Jaime Martinez Soto has created an innovative system of financing, ownership and management of solar panels, which is helping boost this source of energy in Mexico. As a result of the energy reform approved by the Peña Nieto administration in 2013, Mr. Martinez discovered that there were countless opportunities in the renewable energy sector. In November of that year, he created, with his friend Luis Roberto Perez Aguirre, the Terra Project, an investment fund whose capital is used to buy solar panels that are mainly installed in homes. Nowadays, they have a list of more than 2,000 customers distributed in over 12 cities in Mexico. Eight investors own the panels and sign a contract for 10 years. The company acquires the solar systems, mainly, in Mexico, the United States, Germany and Canada, and installs them in homes that belong to the High Consumption Domestic Rate (DAC is the Spanish acronym).

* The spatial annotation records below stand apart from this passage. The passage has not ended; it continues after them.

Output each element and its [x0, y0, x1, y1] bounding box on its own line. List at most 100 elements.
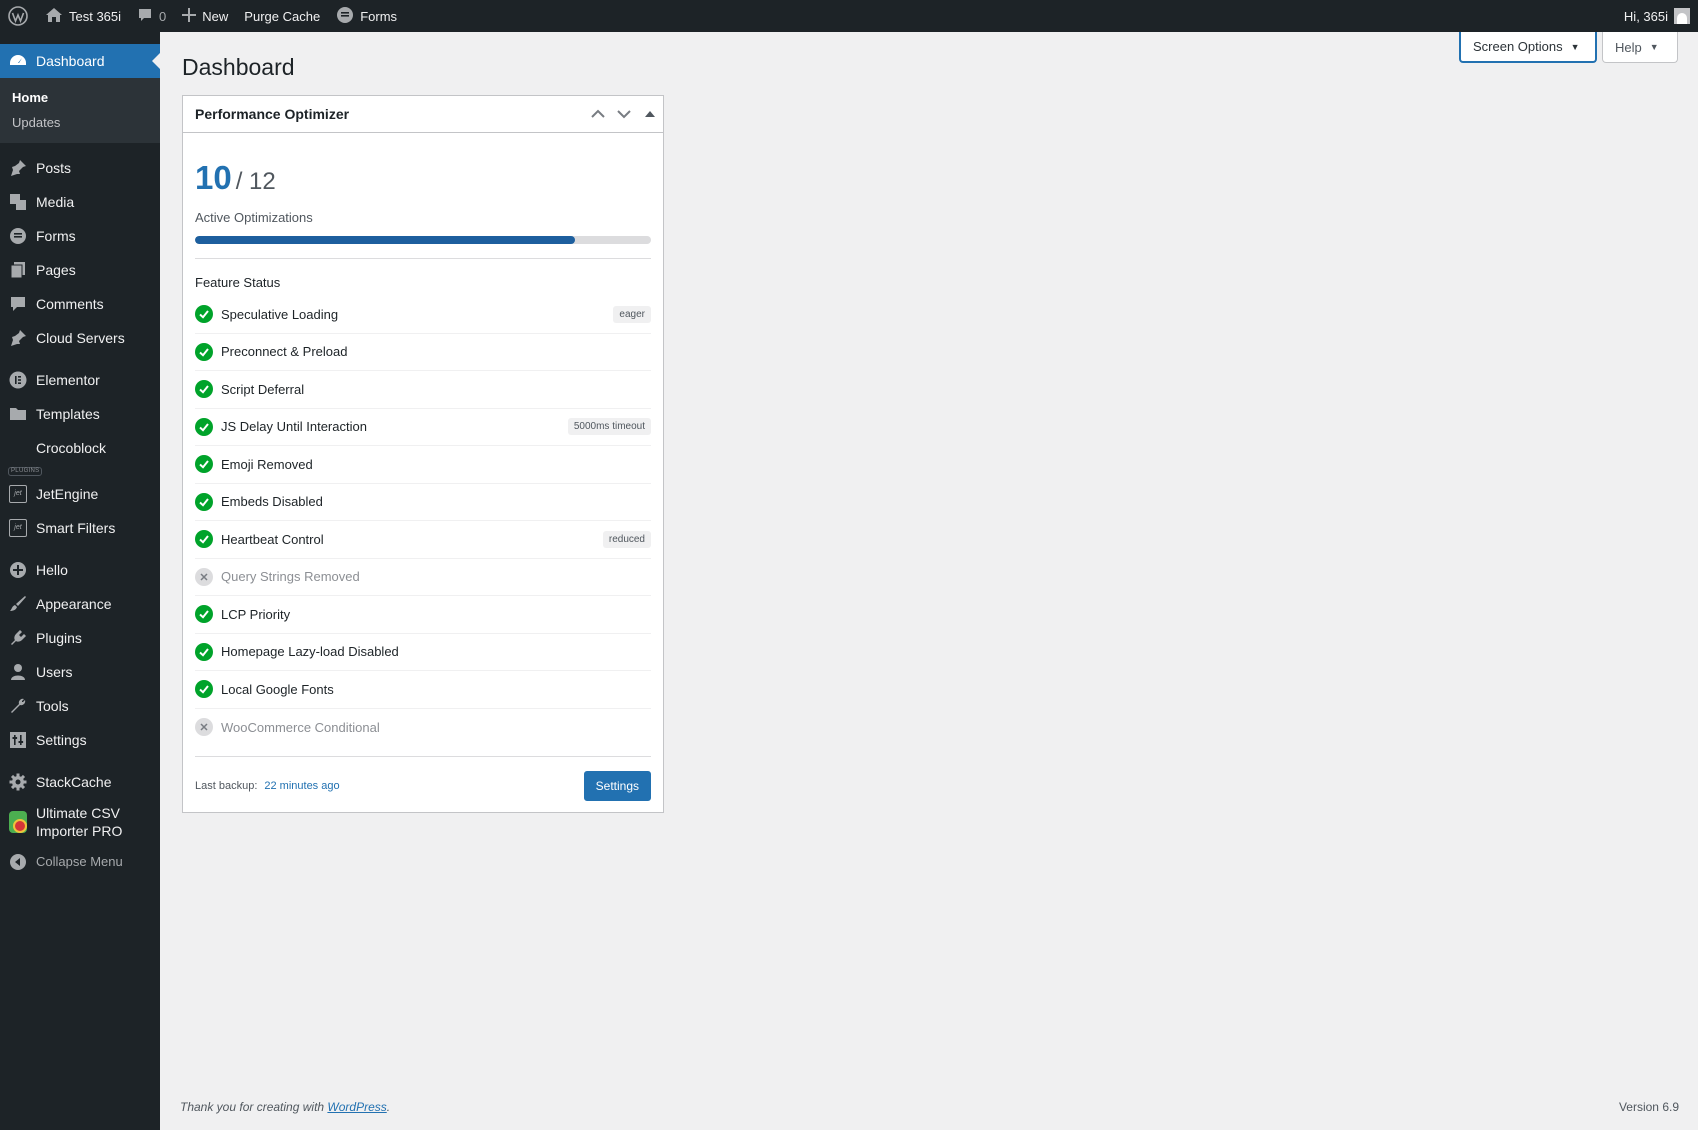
menu-comments[interactable]: Comments [0, 287, 160, 321]
feature-name: Homepage Lazy-load Disabled [221, 644, 399, 660]
user-icon [9, 663, 27, 681]
menu-pages-label: Pages [36, 261, 76, 278]
menu-settings[interactable]: Settings [0, 723, 160, 757]
menu-stackcache-label: StackCache [36, 773, 112, 790]
move-down-button[interactable] [611, 96, 637, 132]
feature-row: Script Deferral [195, 371, 651, 409]
purge-cache-link[interactable]: Purge Cache [236, 0, 328, 32]
plugins-section-tag: PLUGINS [0, 465, 160, 477]
menu-appearance[interactable]: Appearance [0, 587, 160, 621]
menu-templates[interactable]: Templates [0, 397, 160, 431]
divider [195, 258, 651, 259]
wrench-icon [9, 697, 27, 715]
forms-link[interactable]: Forms [328, 0, 405, 32]
total-count: / 12 [235, 168, 276, 195]
menu-tools[interactable]: Tools [0, 689, 160, 723]
settings-button[interactable]: Settings [583, 771, 651, 801]
active-optimizations-label: Active Optimizations [195, 210, 313, 225]
feature-list: Speculative Loading eager Preconnect & Pre… [195, 296, 651, 746]
menu-dashboard[interactable]: Dashboard [0, 44, 160, 78]
wordpress-logo-icon[interactable] [0, 0, 37, 32]
forms-label: Forms [360, 8, 398, 24]
media-icon [9, 193, 27, 211]
menu-jetengine-label: JetEngine [36, 485, 99, 502]
pages-icon [9, 261, 27, 279]
menu-forms[interactable]: Forms [0, 219, 160, 253]
new-content-link[interactable]: New [174, 0, 236, 32]
csv-importer-icon [9, 811, 27, 833]
greeting: Hi, 365i [1623, 8, 1668, 24]
wordpress-link[interactable]: WordPress [327, 1100, 386, 1114]
folder-icon [9, 405, 27, 423]
home-icon [45, 7, 63, 26]
triangle-up-icon [645, 111, 655, 117]
crocoblock-icon [9, 439, 27, 457]
menu-elementor-label: Elementor [36, 371, 100, 388]
feature-row: Local Google Fonts [195, 671, 651, 709]
menu-comments-label: Comments [36, 295, 104, 312]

Alejandra Chavez has found the formula to turn common and affordable food, such as bread and omelets, into food capable of preventing illness. She came to this achievement through a reflection: the daily quantities of certain healthy food needed by human beings are sometimes too high to be ingested in a methodical way. Alejandra focused on making the most of beneficial compounds in that food: those known as flavonoids. For this purpose, she has developed a method that maintains its beneficial properties when introduced, in the appropriate doses, into other food. In this way, it is possible to produce functional food, enriched with these substances, in such a way that it can be affordable to the entire population, regardless of their economic resources or habitat. Flavonoids have great virtues, such as the ability to reduce the risk of colorectal cancer due to anti-inflammatory activity.
NORMA ELISABETH MARTÍNEZ
Norma has created a waterproof and disposable smart cover that detects sepsis immediately and communicates it by changing color as a result of the chemical changes of the wound it covers. But, what does sepsis mean? It is a dysfunction of the organism caused by a response to a bacterial infection. Traditionally, one of the main problems of this disease has precisely been the identification of the bacteria that causes it. Thanks to the ability of the device created by Norma Elisabeth to carry out active prevention, the savings that can be made to the healthcare system is also one of its major contributions to the hospital environment. The entrepreneur is now facing new objectives: the most important is to obtain the patent and avoid future plagiarism. On the other hand, she is working to improve the technology of the cover so that it is able to diagnose the nature of the infection and its intensity. Mrs. Martinez is looking for financial resources to take her business project to the next level.